NASHVILLE, Tenn. — “I’m not asking for anything special. I’m asking for equal.”

Those are the words that Thomas Hastings spoke when fighting for his daughter’s right to compete in tennis on an even playing field. In the early 1970s outside of Kalamazoo, Michigan, there was no high school women’s tennis team where Hastings’ daughter was a standout youth player.

Hastings demanded his daughter be allowed to play on the men’s squad. That daughter was Maggie Corbin, who now is married to Vanderbilt baseball head coach Tim Corbin.

“I’ve always said I’m a Title IX baby. I benefited from it, and it changed my life,” Maggie Corbin said. “It changed my life to play in college and to feel like I was an athlete as equal to a male. Then it made me act the same way that my dad did for me. It made me be the same kind of parent for my daughters and let them experience sports on a level that women should. It was an idea and a thought process handed down, and I’m grateful for that.”

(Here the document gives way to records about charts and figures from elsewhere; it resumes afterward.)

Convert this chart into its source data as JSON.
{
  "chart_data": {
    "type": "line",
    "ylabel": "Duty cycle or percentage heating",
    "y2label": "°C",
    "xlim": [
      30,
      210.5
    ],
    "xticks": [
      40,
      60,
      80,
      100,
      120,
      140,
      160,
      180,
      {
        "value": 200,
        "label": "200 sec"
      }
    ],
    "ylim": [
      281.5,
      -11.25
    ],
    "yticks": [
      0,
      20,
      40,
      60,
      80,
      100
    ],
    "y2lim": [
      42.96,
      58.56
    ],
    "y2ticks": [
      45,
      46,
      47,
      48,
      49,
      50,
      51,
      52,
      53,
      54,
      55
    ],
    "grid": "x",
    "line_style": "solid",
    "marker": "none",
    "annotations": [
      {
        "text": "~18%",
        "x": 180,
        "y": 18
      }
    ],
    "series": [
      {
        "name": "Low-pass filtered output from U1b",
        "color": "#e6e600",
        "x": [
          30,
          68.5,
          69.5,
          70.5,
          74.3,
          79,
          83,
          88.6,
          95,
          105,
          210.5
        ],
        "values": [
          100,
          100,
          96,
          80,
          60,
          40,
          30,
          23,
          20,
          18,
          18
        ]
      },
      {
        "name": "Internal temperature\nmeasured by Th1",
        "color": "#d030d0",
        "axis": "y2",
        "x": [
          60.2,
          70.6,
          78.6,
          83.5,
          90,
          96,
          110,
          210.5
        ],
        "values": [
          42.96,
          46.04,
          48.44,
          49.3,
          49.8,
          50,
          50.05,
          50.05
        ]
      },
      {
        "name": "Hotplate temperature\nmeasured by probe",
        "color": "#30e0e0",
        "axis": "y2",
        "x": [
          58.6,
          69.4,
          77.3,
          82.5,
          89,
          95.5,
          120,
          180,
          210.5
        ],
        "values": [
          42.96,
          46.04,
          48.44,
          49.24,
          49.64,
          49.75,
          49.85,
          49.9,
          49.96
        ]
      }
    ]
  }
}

Part of the Education Amendments of 1972, Title IX banned sex discrimination in schools and educational programs that receive funding from the federal government. The legislation was in its infancy and at the forefront of the changing landscape of American sports when Corbin watched her father stand up for gender equality.

And in 1973, Corbin got a once-in-a-lifetime opportunity.

Bobby Riggs and Billie Jean King were then touring the country as part of the famous Battle of the Sexes competition that pitted Riggs against King in exhibition tennis matches. The tour happened to be passing through Kalamazoo, and Corbin was asked to face Riggs in a tennis match on the campus of Western Michigan University.

“Back then I didn’t really even understand the significance of it, but now I’m like, I get it,” Corbin said of being part of that historical event. “I don’t even know who asked me to play—someone in the city arranged that. At that time, I was one of the best little tennis players in that area.”

Inside Read Fieldhouse on the campus of Western Michigan, Corbin recalled how Riggs, wearing a jacket with the words “Sugar Daddy” on it, beat her handily while playing to the crowd with a bit of showboating—as was his style. Thousands of people filled the converted basketball arena to witness the match.

“I knew that Billie Jean King and Bobby Riggs had something to do with Title IX, but I didn’t know exactly why it was set up and why it passed,” Corbin said. “It affected me on the grassroots level because I got an opportunity that I wouldn’t have normally gotten.”

Corbin would go on to play at the College of Charleston. Her daughter, Hannah Blatt, became a Commodore and competed for Vanderbilt tennis from 2006 to 2010.

And it was because of Title IX that both women had those opportunities—opportunities that began when people like Thomas Hastings pushed to enact change.

“I knew what Title IX meant because of that situation. They did allow me to play on the boys’ team, and I played on there for all four years. I do think playing on a boys team, against adversity with good coaching and good competition, got me ready to play college tennis,” Corbin said. “Had my dad not had the forethought to say, ‘My girl is going to get this advantage, she’s not just going to fade away because there’s no women’s tennis team,’ I probably wouldn’t have played college tennis.”